Jürgen Schwab, Direktor der Arbeitsagentur Stuttgart, berichtete über seine ersten Erfahrungen mit den neuen Regelungen auf dem Arbeitsmarkt. Sein Fazit: „Die hohen Erwartungen wurden bislang zwar noch nicht erfüllt, aber ohne Hartz-Reformen stünden wir heute schlechter dar", so Schwab. Das Wirtschaftswachstum 2004 habe keine positive Wirkung auf dem Arbeitsmarkt nach sich gezogen. Feststellbar sei aber insgesamt eine höhere Dynamik bei den gemeldeten Arbeitslosen. Dies bedeute zwar keine Verringerung der Arbeitslosigkeit, für den einzelnen Arbeitslosen jedoch größere Chancen in Beschäftigung zu kommen. Für Schwab ist das eine positive Entwicklung. Sorge bereitet dem Agenturleiter hingegen, dass selbst Bewerbern mit hervorragender Qualifikation der Zugang in den Arbeitsmarkt versperrt bleibe.

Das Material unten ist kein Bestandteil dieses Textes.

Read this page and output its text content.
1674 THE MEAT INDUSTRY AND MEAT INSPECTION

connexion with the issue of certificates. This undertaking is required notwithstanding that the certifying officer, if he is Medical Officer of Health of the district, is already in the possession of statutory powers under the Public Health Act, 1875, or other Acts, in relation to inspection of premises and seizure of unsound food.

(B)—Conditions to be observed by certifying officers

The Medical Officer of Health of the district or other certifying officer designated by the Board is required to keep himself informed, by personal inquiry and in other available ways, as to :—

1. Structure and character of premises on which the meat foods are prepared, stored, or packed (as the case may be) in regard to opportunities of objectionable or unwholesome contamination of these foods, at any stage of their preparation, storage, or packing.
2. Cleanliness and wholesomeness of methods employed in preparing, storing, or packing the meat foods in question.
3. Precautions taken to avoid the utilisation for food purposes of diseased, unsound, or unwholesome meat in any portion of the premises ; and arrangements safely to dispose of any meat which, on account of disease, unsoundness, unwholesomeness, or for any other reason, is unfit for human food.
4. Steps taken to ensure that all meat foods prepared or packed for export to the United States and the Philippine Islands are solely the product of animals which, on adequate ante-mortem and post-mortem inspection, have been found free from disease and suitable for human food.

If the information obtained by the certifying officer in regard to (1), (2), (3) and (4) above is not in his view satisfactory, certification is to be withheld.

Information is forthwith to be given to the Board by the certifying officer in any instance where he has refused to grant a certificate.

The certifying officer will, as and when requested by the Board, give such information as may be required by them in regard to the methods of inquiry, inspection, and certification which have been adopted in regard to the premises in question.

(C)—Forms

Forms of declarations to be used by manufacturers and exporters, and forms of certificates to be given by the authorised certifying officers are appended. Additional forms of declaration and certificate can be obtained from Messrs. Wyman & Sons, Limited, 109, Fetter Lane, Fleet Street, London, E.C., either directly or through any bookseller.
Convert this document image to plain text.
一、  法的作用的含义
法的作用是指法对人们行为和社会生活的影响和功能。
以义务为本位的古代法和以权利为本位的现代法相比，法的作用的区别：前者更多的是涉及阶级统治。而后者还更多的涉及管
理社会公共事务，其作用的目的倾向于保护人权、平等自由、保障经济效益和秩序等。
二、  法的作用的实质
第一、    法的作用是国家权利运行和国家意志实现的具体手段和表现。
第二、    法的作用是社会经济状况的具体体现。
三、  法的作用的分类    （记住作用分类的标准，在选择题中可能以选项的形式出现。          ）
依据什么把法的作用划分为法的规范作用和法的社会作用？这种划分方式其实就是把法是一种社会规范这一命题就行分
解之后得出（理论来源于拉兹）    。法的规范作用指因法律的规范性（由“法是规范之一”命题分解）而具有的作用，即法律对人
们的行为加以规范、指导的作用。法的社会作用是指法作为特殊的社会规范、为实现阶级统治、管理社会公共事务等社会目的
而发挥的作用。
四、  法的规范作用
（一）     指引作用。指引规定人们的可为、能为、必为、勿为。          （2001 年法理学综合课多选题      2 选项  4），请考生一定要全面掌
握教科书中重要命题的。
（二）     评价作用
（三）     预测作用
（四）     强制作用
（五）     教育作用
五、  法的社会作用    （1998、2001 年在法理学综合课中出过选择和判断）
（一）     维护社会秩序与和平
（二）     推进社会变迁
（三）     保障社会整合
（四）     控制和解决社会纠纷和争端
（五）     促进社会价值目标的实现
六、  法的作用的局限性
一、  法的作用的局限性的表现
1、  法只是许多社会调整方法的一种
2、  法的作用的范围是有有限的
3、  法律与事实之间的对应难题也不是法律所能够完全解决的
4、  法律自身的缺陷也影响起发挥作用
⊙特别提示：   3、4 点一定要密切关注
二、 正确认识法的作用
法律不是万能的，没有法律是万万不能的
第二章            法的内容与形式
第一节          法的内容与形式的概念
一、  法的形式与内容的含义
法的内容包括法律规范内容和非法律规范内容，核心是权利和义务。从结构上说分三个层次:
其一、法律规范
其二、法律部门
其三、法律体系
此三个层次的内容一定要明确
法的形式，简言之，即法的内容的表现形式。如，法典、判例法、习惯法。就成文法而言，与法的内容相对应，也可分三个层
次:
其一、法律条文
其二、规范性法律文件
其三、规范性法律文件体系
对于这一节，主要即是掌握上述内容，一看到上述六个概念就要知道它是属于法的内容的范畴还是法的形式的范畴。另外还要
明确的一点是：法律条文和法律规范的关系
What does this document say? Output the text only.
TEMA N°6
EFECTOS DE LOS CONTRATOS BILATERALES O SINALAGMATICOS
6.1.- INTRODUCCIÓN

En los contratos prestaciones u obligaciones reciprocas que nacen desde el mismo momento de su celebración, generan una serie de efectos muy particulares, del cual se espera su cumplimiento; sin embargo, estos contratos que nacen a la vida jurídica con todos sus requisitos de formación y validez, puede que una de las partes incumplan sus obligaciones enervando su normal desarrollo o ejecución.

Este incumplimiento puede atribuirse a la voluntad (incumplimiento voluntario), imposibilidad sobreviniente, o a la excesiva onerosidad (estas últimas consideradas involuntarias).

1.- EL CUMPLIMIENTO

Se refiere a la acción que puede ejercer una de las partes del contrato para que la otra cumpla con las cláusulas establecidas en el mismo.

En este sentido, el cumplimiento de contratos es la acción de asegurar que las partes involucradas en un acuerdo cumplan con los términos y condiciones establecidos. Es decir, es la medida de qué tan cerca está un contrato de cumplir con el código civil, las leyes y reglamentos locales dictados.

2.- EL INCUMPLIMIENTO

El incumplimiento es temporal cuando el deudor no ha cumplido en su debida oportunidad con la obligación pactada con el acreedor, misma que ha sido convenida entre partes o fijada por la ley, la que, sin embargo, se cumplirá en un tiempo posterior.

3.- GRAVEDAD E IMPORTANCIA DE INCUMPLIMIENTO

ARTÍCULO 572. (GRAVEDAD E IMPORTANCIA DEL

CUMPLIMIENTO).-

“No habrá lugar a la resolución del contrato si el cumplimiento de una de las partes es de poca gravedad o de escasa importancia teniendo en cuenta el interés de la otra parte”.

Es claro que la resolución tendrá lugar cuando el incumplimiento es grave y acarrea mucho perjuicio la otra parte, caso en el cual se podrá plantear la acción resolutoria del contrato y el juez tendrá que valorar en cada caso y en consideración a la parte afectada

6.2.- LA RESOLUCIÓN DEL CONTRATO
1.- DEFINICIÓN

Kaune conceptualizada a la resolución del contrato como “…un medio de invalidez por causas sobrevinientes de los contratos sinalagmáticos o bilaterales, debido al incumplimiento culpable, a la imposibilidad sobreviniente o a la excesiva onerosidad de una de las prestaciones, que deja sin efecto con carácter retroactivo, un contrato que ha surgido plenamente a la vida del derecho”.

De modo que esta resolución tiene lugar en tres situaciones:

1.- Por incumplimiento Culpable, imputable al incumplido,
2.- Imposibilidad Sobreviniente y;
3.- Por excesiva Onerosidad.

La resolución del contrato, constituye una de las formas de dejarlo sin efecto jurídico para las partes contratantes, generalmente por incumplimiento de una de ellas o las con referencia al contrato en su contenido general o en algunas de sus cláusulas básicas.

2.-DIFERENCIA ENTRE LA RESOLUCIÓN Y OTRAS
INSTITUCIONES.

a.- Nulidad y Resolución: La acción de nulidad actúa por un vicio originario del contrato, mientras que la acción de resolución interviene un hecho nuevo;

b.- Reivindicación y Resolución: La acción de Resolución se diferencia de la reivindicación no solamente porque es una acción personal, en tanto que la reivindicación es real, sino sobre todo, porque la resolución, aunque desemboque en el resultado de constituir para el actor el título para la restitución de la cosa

Helmut Hartmann, Arbeitsmarktexperte und stellvertretender Fraktionsvorsitzender der SPD in der Regionalversammlung, nahm in seinem Schlusswort auch den Verband Region Stuttgart in die Pflicht. Die Qualifizierungsmaßnahmen für An- und Ungelernte dürften nicht ausgetrocknet werden. Zudem müsse der Erhalt des Industriestandortes Region Stuttgart Schwerpunktthema regionaler Wirtschaftspolitik werden. Ferner regt die SPD an, den Arbeitskreis Arbeitsmarkt der Wirtschaftsförderung Region Stuttgart (WRS) wieder einzuberufen und mit konkreten Zielen auszustatten. „Es gibt vieles, was die Region Stuttgart in Sachen Arbeitsmarktpolitik in eigener Regie auf die Beine stellen kann", meint Hartmann.